Pour le moment, les enquêteurs du SPVM n’explorent pas la piste d’un acte criminel, mais ils pourraient se raviser. « L’enquête disciplinaire n’empêche jamais d’avoir par la suite une enquête criminelle », précise M. Parent.


La direction du SPVM est très préoccupée par les failles potentielles de son système de détection des comportements inappropriés. Les faits et gestes de Mme Trudeau auraient dû alerter ses collègues et ses superviseurs. La désinvolture et la familiarité avec lesquelles elle s’adresse à eux donnent une impression de laxisme dans l’encadrement.


C’est pourquoi une enquête administrative sera menée en parallèle avec l’enquête disciplinaire. « Il y a des changements qui vont être opérés. Il n’y a aucun superviseur qui peut tolérer ce genre de comportement », a prévenu Marc Parent.


Stéfanie Trudeau n’en est pas à ses premières frasques. Lors des protestations étudiantes du printemps, elle avait généreusement poivré des manifestants qui ne posaient aucune menace. La vidéo la montrant a été vue plus de 500 000 fois sur YouTube, valant à Mme Trudeau d’être connue sous le surnom de « Matricule 728 ». Depuis ces événements, elle faisait l’objet d’un encadrement plus serré et n’était plus affectée lors de situations conflictuelles ou dans les rassemblements publics.


Stéfanie Trudeau a aussi des antécédents en déontologie. En 2001, elle a été suspendue pendant six jours, sans salaire, sur décision du Comité de déontologie policière.

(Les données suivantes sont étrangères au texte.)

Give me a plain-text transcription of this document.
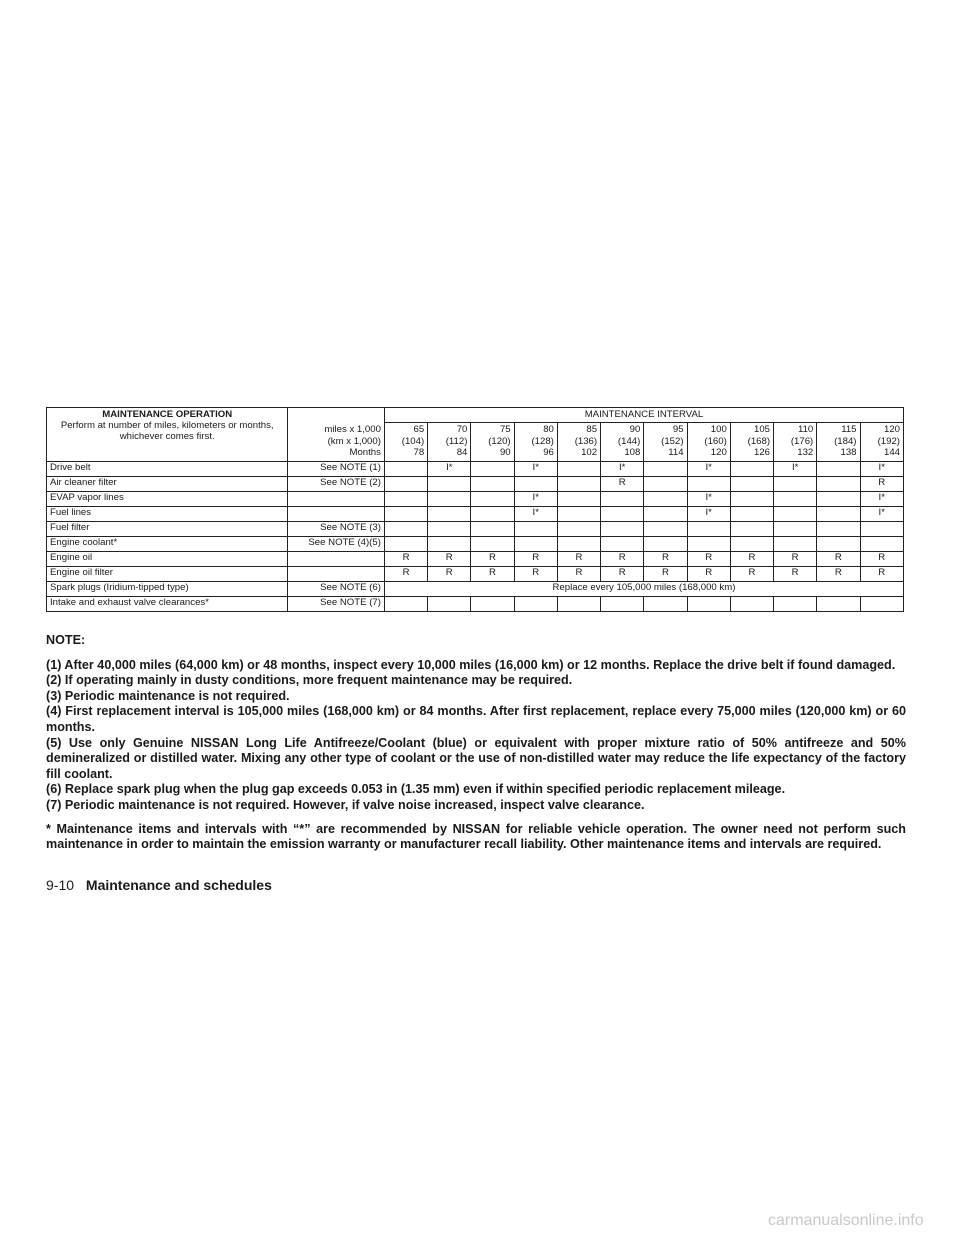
MAINTENANCE OPERATION
Perform at number of miles, kilometers or months, whichever comes first.	miles x 1,000
(km x 1,000)
Months	MAINTENANCE INTERVAL											

		65
(104)
78	70
(112)
84	75
(120)
90	80
(128)
96	85
(136)
102	90
(144)
108	95
(152)
114	100
(160)
120	105
(168)
126	110
(176)
132	115
(184)
138	120
(192)
144

Drive belt	See NOTE (1)		I*		I*		I*		I*		I*		I*
Air cleaner filter	See NOTE (2)						R						R
EVAP vapor lines					I*				I*				I*
Fuel lines					I*				I*				I*
Fuel filter	See NOTE (3)												
Engine coolant*	See NOTE (4)(5)												
Engine oil		R	R	R	R	R	R	R	R	R	R	R	R
Engine oil filter		R	R	R	R	R	R	R	R	R	R	R	R
Spark plugs (Iridium-tipped type)	See NOTE (6)	Replace every 105,000 miles (168,000 km)											
Intake and exhaust valve clearances*	See NOTE (7)												

NOTE:

(1) After 40,000 miles (64,000 km) or 48 months, inspect every 10,000 miles (16,000 km) or 12 months. Replace the drive belt if found damaged.

(2) If operating mainly in dusty conditions, more frequent maintenance may be required.

(3) Periodic maintenance is not required.

(4) First replacement interval is 105,000 miles (168,000 km) or 84 months. After first replacement, replace every 75,000 miles (120,000 km) or 60 months.

(5) Use only Genuine NISSAN Long Life Antifreeze/Coolant (blue) or equivalent with proper mixture ratio of 50% antifreeze and 50% demineralized or distilled water. Mixing any other type of coolant or the use of non-distilled water may reduce the life expectancy of the factory fill coolant.

(6) Replace spark plug when the plug gap exceeds 0.053 in (1.35 mm) even if within specified periodic replacement mileage.

(7) Periodic maintenance is not required. However, if valve noise increased, inspect valve clearance.

* Maintenance items and intervals with “*” are recommended by NISSAN for reliable vehicle operation. The owner need not perform such maintenance in order to maintain the emission warranty or manufacturer recall liability. Other maintenance items and intervals are required.

9-10 Maintenance and schedules
carmanualsonline.info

Les faits remontaient à 1996. On lui reprochait « une attitude agressive et obtuse » envers le personnel de l’hôpital Sainte-Justine qui lui avait refusé l’accès au dossier médical d’un accusé.

 

Objectif atteint


En entrevue à Radio-Canada, Rudy Orchietti et Serge Lavoie, les deux hommes qui ont fait l’objet de l’arrestation brutale du 2 octobre, ont accepté les excuses du chef de police et affirmé que l’objectif, qui était de retirer la policière de la patrouille, avait été atteint. Mais ils ont soutenu ne pas vouloir « taper sur le clou », rappelant que « le SPVM doit faire une introspection ».


La nouvelle a fait couler beaucoup d’encre sur les réseaux sociaux depuis sa première diffusion mercredi soir. Rapidement, une manifestation a été annoncée ce vendredi pour revendiquer le « renvoi définitif de Stéfanie Trudeau ». Une pétition, qui compte plus de 2200 signatures, est également en ligne pour réclamer, de façon plus large, une commission d’enquête publique sur la violence policière pendant la crise étudiante.


En matinée jeudi, l’adresse de la policière, qui a été la cible d’innombrables injures sur les réseaux sociaux, a été publiée sur Facebook. Selon le blogueur Dominic Arpin, un professeur d’éthique aurait divulgué l’adresse, invitant les internautes à aller manifester chez elle et à lui envoyer des enveloppes de poivre. La publication a été retirée, mais le SPVM a dû prendre les moyens nécessaires pour assurer la sécurité de la policière.